Kompetensi merupakan perilaku yang rasional untuk mencapai tujuan yang
dipersyaratkan sesuai dengan kondisi yang diterapkan. Louise
Moqvist (2003) mengemukakan bahwa “competency has been defined in the light
of actual circumstances relating to the individual and work. Sementara itu,
dari Trainning Agency sebagaimana disampaikan Len Holmes (1992) menyebutkan
bahwa : ” A competence is a description of something which a person who
works in a given occupational area should be able to do. It is a description of
an action, behaviour or outcome which a person should be able to demonstrate.” Dari kedua pendapat di atas kita dapat menarik benang
merah bahwa kompetensi pada dasarnya merupakan gambaran tentang apa yang
seyogyanya dapat dilakukan (be able to do) seseorang dalam suatu
pekerjaan, berupa kegiatan, perilaku dan hasil yang seyogyanya dapat
ditampilkan atau ditunjukkan. Agar dapat
melakukan (be able to do) sesuatu dalam pekerjaannya, tentu saja
seseorang harus memiliki kemampuan (ability) dalam bentuk pengetahuan (knowledge),
sikap (attitude) dan keterampilan (skill) yang sesuai dengan
bidang pekerjaannya.
Mengacu pada beberapa pengertian kompetensi di atas, maka dalam hal ini
kompetensi guru dapat dimaknai sebagai suatu gambaran
tentang apa yang seyogyanya dapat dilakukan oleh seseorang
guru dalam melaksanakan pekerjaannya, baik berupa kegiatan, berperilaku maupun
hasil yang dapat ditunjukkan. Lebih jauh, Raka Joni sebagaimana dikutip oleh
Suyanto dan Djihad Hisyam (2000) mengemukakan tiga jenis kompetensi guru, yaitu
:
- Kompetensi profesional; memiliki pengetahuan yang
luas dari bidang studi yang diajarkannya, memilih dan menggunakan berbagai
metode mengajar di dalam proses belajar mengajar yang diselenggarakannya.
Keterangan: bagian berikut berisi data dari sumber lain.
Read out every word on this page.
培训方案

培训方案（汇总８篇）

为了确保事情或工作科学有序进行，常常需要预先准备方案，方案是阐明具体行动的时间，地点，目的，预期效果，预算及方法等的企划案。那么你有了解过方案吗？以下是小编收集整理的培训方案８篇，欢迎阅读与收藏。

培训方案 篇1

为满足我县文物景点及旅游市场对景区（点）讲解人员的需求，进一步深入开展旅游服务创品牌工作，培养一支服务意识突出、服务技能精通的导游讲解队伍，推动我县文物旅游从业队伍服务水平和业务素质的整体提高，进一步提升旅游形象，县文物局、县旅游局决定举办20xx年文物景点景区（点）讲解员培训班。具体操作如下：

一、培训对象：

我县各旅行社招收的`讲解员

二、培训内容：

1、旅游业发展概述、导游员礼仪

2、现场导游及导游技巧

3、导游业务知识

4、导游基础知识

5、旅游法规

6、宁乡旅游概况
- Kompetensi kemasyarakatan; mampu berkomunikasi,
baik dengan siswa, sesama guru, maupun masyarakat luas.
- Kompetensi personal; yaitu memiliki kepribadian
yang mantap dan patut diteladani. Dengan demikian, seorang guru akan mampu
menjadi seorang pemimpin yang menjalankan peran : ing ngarso sung tulada,
ing madya mangun karsa, tut wuri handayani
Sementara
itu, dalam perspektif kebijakan pendidikan nasional, pemerintah telah
merumuskan empat jenis kompetensi guru sebagaimana yang tercantum dalam Penjelasan Peraturan Pemerintah No 19
Tahun 2005 tentang Standar Nasional Pendidikan, yaitu :
- Kompetensi pedagogik
Dalam
Undang-undang No. 14 Tahun 2005 tentang Guru dan Dosen dikemukakan kompetensi
pedagogik adalah “kemampuan mengelola pembelajaran peserta didik”. Depdiknas
(2004:9) menyebut kompetensi ini dengan “kompetensi pengelolaan pembelajaran.
Kompetensi ini dapat dilihat dari kemampuan merencanakan program belajar
mengajar, kemampuan melaksanakan interaksi atau mengelola proses belajar
mengajar, dan kemampuan melakukan penilaian.
Berdasarkan pengertian di atas maka
Kompetensi pedagogik yaitu merupakan kemampuan dalam
pengelolaan peserta didik yang meliputi: (a) pemahaman wawasan atau landasan
kependidikan; (b) pemahaman terhadap peserta didik; (c)pengembangan kurikulum/
silabus; (d) perancangan pembelajaran; (e) pelaksanaan pembelajaran yang
mendidik dan dialogis; (f) evaluasi hasil belajar; dan (g) pengembangan peserta
didik untuk mengaktualisasikan berbagai potensi yang dimilikinya.[4]
- Kompetensi kepribadian yaitu merupakan kemampuan
kepribadian yang: (a) mantap; (b) stabil; (c) dewasa; (d) arif dan
bijaksana; (e) berwibawa; (f) berakhlak mulia; (g) menjadi teladan bagi
peserta didik dan masyarakat; (h) mengevaluasi kinerja sendiri; dan (i)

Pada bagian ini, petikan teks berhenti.